Dans le même temps, nous désirons mieux étudier vos expériences liturgiques, catéchistiques,
la dynamique des vocations sacerdotales, la possibilité de construire ensemble l’Église
du Christ en Europe, en Afrique et partout dans le monde.
6. Nous ne nous
leurrons certainement pas: les grandes forces économiques et politiques du monde,
très souvent, n’agissent pas selon la logique de la charité et de la justice et, parfois,
elles semblent oublier jusqu’à la véritable réalité, la nature des choses et de l’être
humain. En outre, la dignité humaine ne dépend pas de notre efficacité, elle n’est
pas proportionnée au succès de ce monde. Tout être humain, en tant que tel, a la même
dignité inaliénable. Parce que créé à l’image et à la ressemblance de Dieu. La dignité
humaine n’est pas incompatible avec la souffrance. Une idéologie qui dirait que, pour
sauver notre dignité, il serait préférable de mourir que de souffrir serait fausse.

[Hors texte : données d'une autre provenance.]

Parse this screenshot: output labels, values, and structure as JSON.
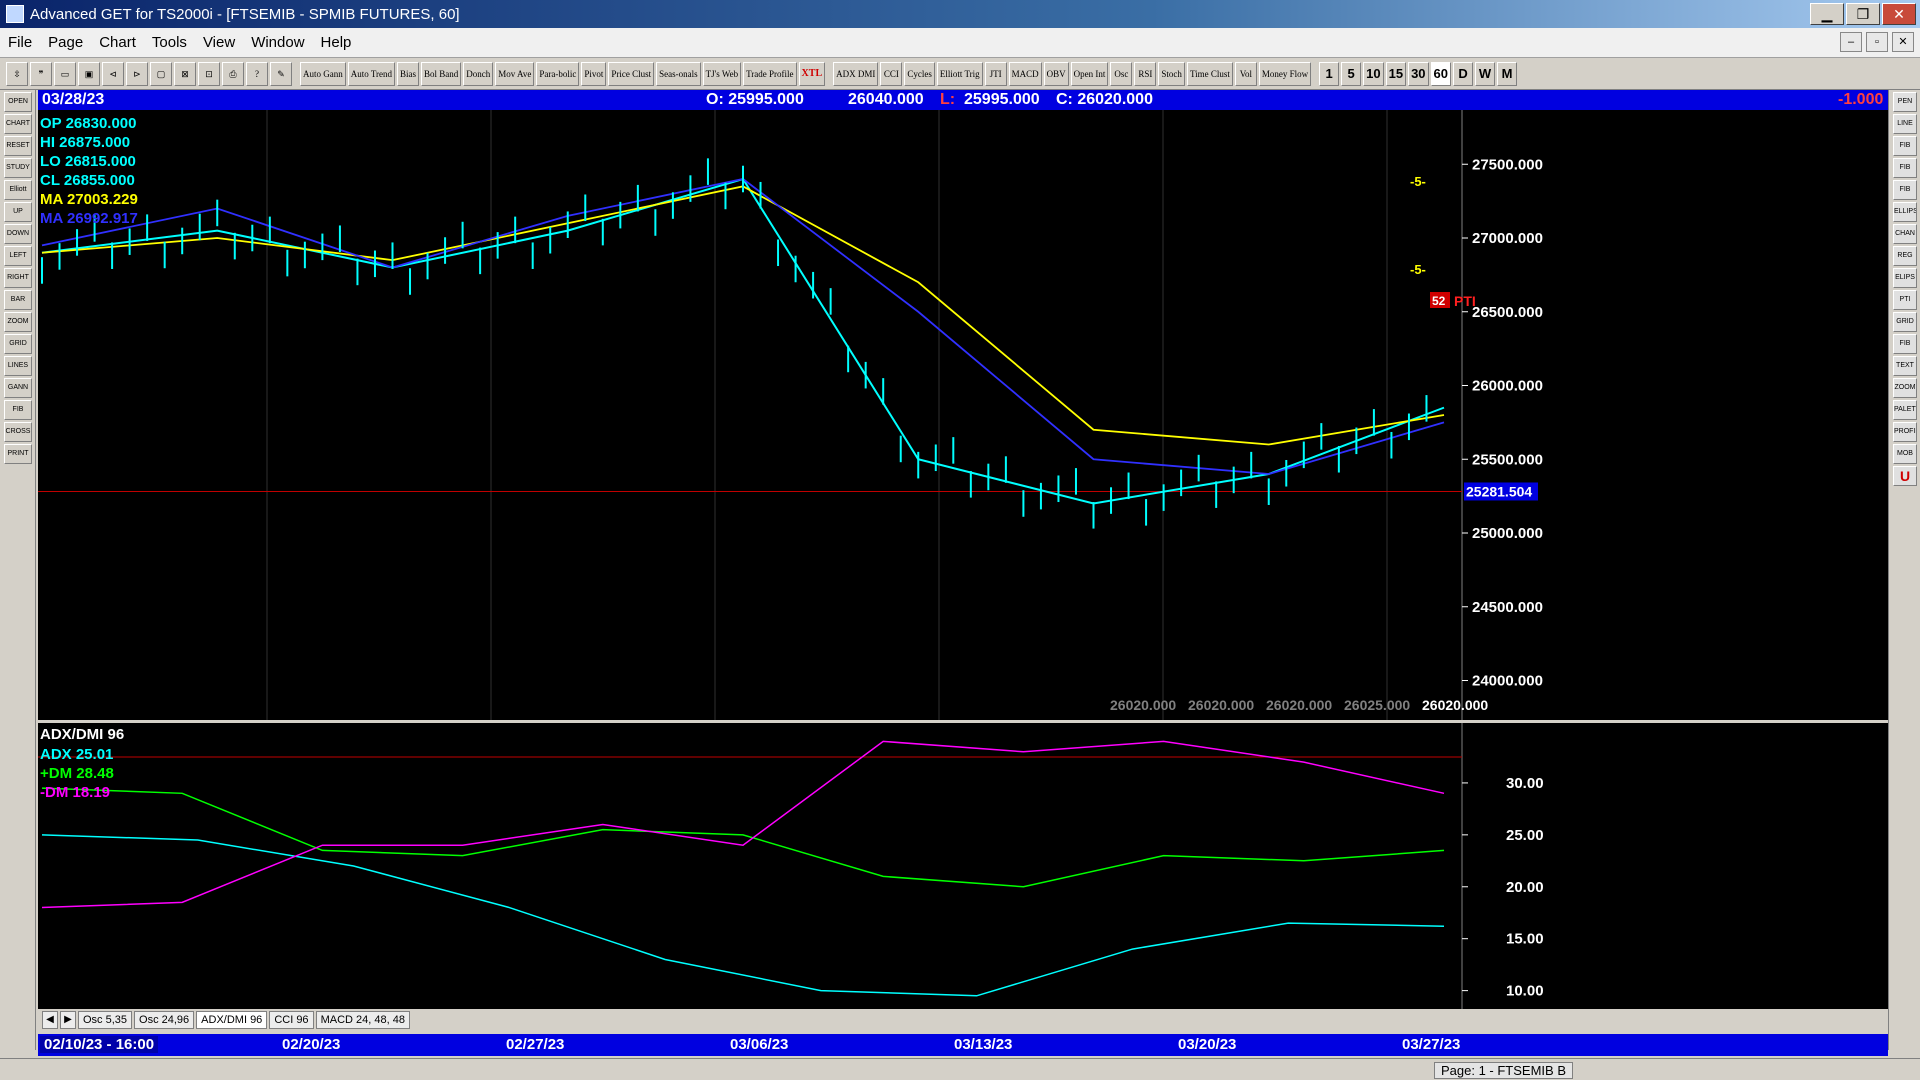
{
  "window": {
    "title": "Advanced GET for TS2000i - [FTSEMIB - SPMIB FUTURES, 60]",
    "minimize": "▁",
    "maximize": "❐",
    "close": "✕"
  },
  "menu": {
    "items": [
      "File",
      "Page",
      "Chart",
      "Tools",
      "View",
      "Window",
      "Help"
    ],
    "mdi_min": "–",
    "mdi_restore": "▫",
    "mdi_close": "✕"
  },
  "toolbar": {
    "studies": [
      "Auto Gann",
      "Auto Trend",
      "Bias",
      "Bol Band",
      "Donch",
      "Mov Ave",
      "Para-bolic",
      "Pivot",
      "Price Clust",
      "Seas-onals",
      "TJ's Web",
      "Trade Profile",
      "XTL",
      "ADX DMI",
      "CCI",
      "Cycles",
      "Elliott Trig",
      "JTI",
      "MACD",
      "OBV",
      "Open Int",
      "Osc",
      "RSI",
      "Stoch",
      "Time Clust",
      "Vol",
      "Money Flow"
    ],
    "periods": [
      "1",
      "5",
      "10",
      "15",
      "30",
      "60",
      "D",
      "W",
      "M"
    ]
  },
  "left_tools": [
    "OPEN",
    "CHART",
    "RESET",
    "STUDY",
    "Elliott",
    "UP",
    "DOWN",
    "LEFT",
    "RIGHT",
    "BAR",
    "ZOOM",
    "GRID",
    "LINES",
    "GANN",
    "FIB",
    "CROSS",
    "PRINT"
  ],
  "right_tools": [
    "PEN",
    "LINE",
    "FIB RET",
    "FIB EXT",
    "FIB TIME",
    "ELLIPSE",
    "CHAN",
    "REG",
    "ELIPS",
    "PTI",
    "GRID",
    "FIB",
    "TEXT",
    "ZOOM",
    "PALETTE",
    "PROFILE",
    "MOB",
    "U"
  ],
  "infobar": {
    "date": "03/28/23",
    "open": "O: 25995.000",
    "high": "26040.000",
    "low_label": "L:",
    "low": "25995.000",
    "close": "C: 26020.000",
    "change": "-1.000"
  },
  "price_panel": {
    "legend": [
      {
        "label": "OP",
        "value": "26830.000",
        "color": "#00ffff"
      },
      {
        "label": "HI",
        "value": "26875.000",
        "color": "#00ffff"
      },
      {
        "label": "LO",
        "value": "26815.000",
        "color": "#00ffff"
      },
      {
        "label": "CL",
        "value": "26855.000",
        "color": "#00ffff"
      },
      {
        "label": "MA",
        "value": "27003.229",
        "color": "#ffff00"
      },
      {
        "label": "MA",
        "value": "26992.917",
        "color": "#3030ff"
      }
    ],
    "current_price": "25281.504",
    "y_ticks": [
      "27500.000",
      "27000.000",
      "26500.000",
      "26000.000",
      "25500.000",
      "25000.000",
      "24500.000",
      "24000.000"
    ],
    "bottom_values": [
      "26020.000",
      "26020.000",
      "26020.000",
      "26025.000",
      "26020.000"
    ],
    "pti": {
      "value": "52",
      "label": "PTI"
    },
    "projection_labels": [
      "-5-",
      "-5-"
    ]
  },
  "indicator_panel": {
    "title": "ADX/DMI 96",
    "legend": [
      {
        "label": "ADX",
        "value": "25.01",
        "color": "#00ffff"
      },
      {
        "label": "+DM",
        "value": "28.48",
        "color": "#00ff00"
      },
      {
        "label": "-DM",
        "value": "18.19",
        "color": "#ff00ff"
      }
    ],
    "y_ticks": [
      "30.00",
      "25.00",
      "20.00",
      "15.00",
      "10.00"
    ]
  },
  "tabs": [
    "Osc 5,35",
    "Osc 24,96",
    "ADX/DMI 96",
    "CCI 96",
    "MACD 24, 48, 48"
  ],
  "active_tab": "ADX/DMI 96",
  "tab_nav": {
    "prev": "◀",
    "next": "▶"
  },
  "date_axis": [
    "02/10/23 - 16:00",
    "02/20/23",
    "02/27/23",
    "03/06/23",
    "03/13/23",
    "03/20/23",
    "03/27/23"
  ],
  "status": {
    "page": "Page: 1 - FTSEMIB B"
  },
  "chart_data": {
    "type": "line",
    "title": "FTSEMIB - SPMIB FUTURES, 60",
    "x": [
      "02/10/23",
      "02/20/23",
      "02/27/23",
      "03/06/23",
      "03/13/23",
      "03/20/23",
      "03/27/23"
    ],
    "ylim": [
      23800,
      27800
    ],
    "series": [
      {
        "name": "Price",
        "color": "#00ffff",
        "values": [
          26900,
          27050,
          26800,
          27050,
          27400,
          25500,
          25200,
          25400,
          25850
        ]
      },
      {
        "name": "MA",
        "color": "#ffff00",
        "values": [
          26900,
          27000,
          26850,
          27100,
          27350,
          26700,
          25700,
          25600,
          25800
        ]
      },
      {
        "name": "MA",
        "color": "#3030ff",
        "values": [
          26950,
          27200,
          26800,
          27150,
          27400,
          26500,
          25500,
          25400,
          25750
        ]
      }
    ],
    "indicator": {
      "type": "line",
      "title": "ADX/DMI 96",
      "ylim": [
        9,
        35
      ],
      "series": [
        {
          "name": "ADX",
          "color": "#00ffff",
          "values": [
            25,
            24.5,
            22,
            18,
            13,
            10,
            9.5,
            14,
            16.5,
            16.2
          ]
        },
        {
          "name": "+DM",
          "color": "#00ff00",
          "values": [
            29.5,
            29,
            23.5,
            23,
            25.5,
            25,
            21,
            20,
            23,
            22.5,
            23.5
          ]
        },
        {
          "name": "-DM",
          "color": "#ff00ff",
          "values": [
            18,
            18.5,
            24,
            24,
            26,
            24,
            34,
            33,
            34,
            32,
            29
          ]
        }
      ]
    }
  }
}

Tel était l’attitude de l’antiquité gréco-romaine, pas encore éclairée par la lumière
de l’Évangile. L’exemple du Christ nous enseigne que la plus grande souffrance peut
être le moment de la plus grande dignité et de la plus grande gloire. Après que le
traître ait abandonné le Cénacle, Jésus dit: “Maintenant le Fils de l’homme a été
glorifié et Dieu a été glorifié en lui. Si Dieu a été glorifié en lui, Dieu aussi
le glorifiera en lui même et c’est aussitôt qu’il le glorifiera” (Jn 13, 31-32). Si
actuellement, nombreux sont ceux qui, dans notre monde, n’écoutent pas la voix du
Créateur et ne sont pas ouverts pour accepter la vérité et pratiquer la charité, la
nature de la réalité créée demeure ce qu’elle est. La justice et la miséricorde divine
se font valoir de toute façon dans le fonctionnement du monde et dans le déroulement
de l’histoire. Ainsi, chers Confrères, nous vous assurons de nos prières et de notre
solidarité afin que vous puissiez trouver les chemins pour promouvoir la réconciliation,
la justice et la paix et que vous soyez une source de réconfort aussi pour nous, avec
vos expériences, votre foi et votre témoignage.